Preserving The Pottery’s History
AC Development, the firm behind Clayworks, says the Pottery is not wiping the slate clean so much as reworking it. Original walls, windows, and brick facades from the site’s ceramics past have been retained and repurposed, and artifacts uncovered during demolition are slated to be displayed or reused in new public spaces. The company’s project materials highlight sustainability, more open space, and a mix of uses that blend offices with housing and hospitality. The plan also introduces a first-of-its-kind affordable housing component for Golden, with roughly 10 percent of residential units aimed at workforce pricing, according to AC Development.
Leasing And Secondary Plans
Even with CoorsTek as the anchor tenant, the Pottery is not fully spoken for. Developers say about 65,000 square feet of office space in the building is still on the market.

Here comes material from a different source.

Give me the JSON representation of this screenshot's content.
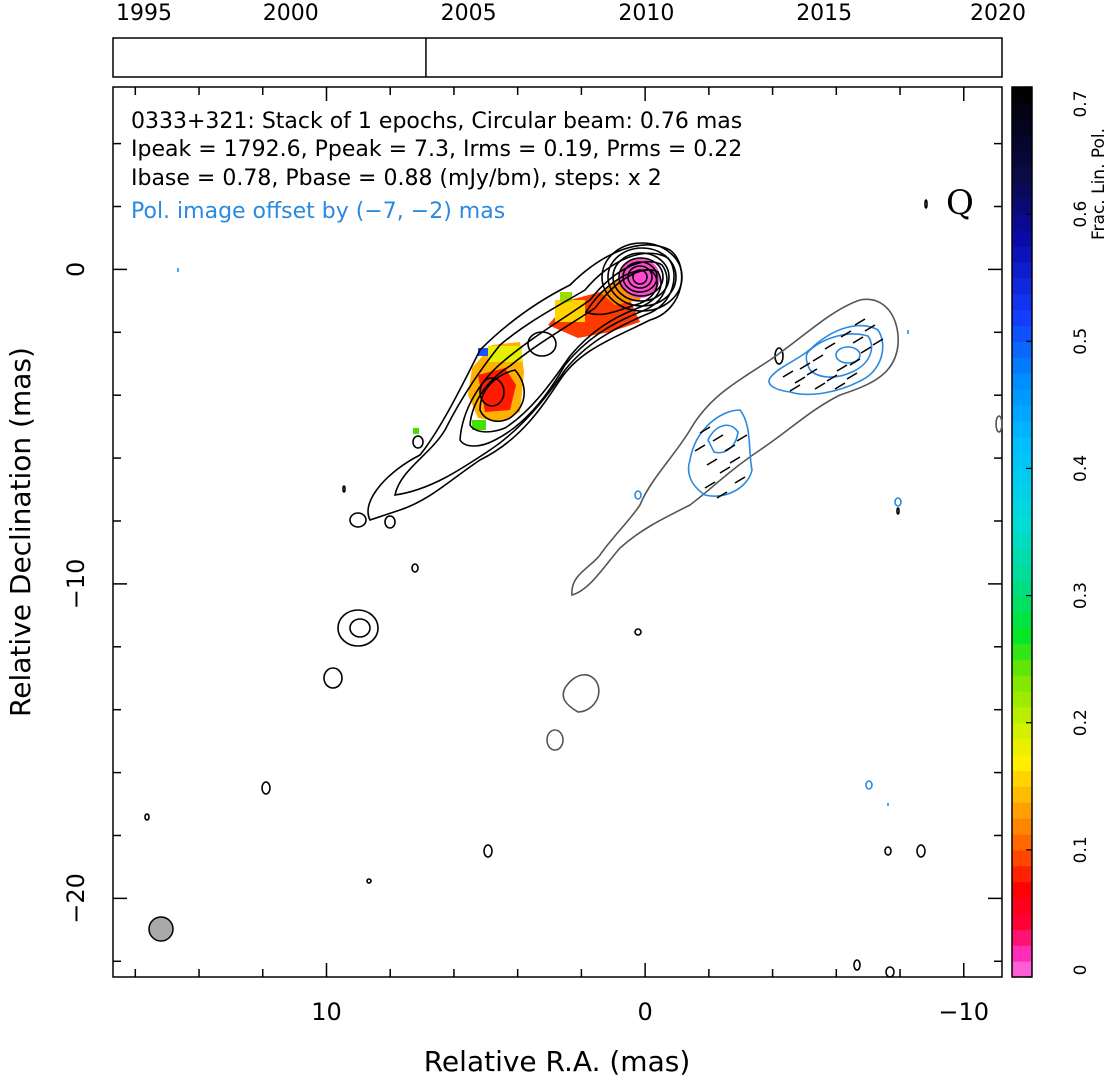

AC Development is also weighing options for a neighboring six-story structure of roughly 100,000 square feet, with a decision expected in the next 90 days. Company leaders have floated a range of possibilities for that second building, including traditional offices, condominiums, or a hybrid setup, depending on interest. Those leasing figures and the planning timeline were outlined in a report by the Denver Gazette.
A Decade-Long Makeover
The Clayworks master plan is set up as a multi-phase, roughly decade-long makeover that will bring more than 500 multifamily housing units, a boutique hotel of about 160 rooms, and a significant amount of new office and retail space to downtown Golden. The Pottery itself has been reported at roughly 182,000 square feet in total and is slated to open in the third quarter of 2026, positioning Clayworks as one of the most ambitious downtown projects in the region. Developers say the goal is to weave new development into Golden’s existing main street, not overshadow it, according to 5280.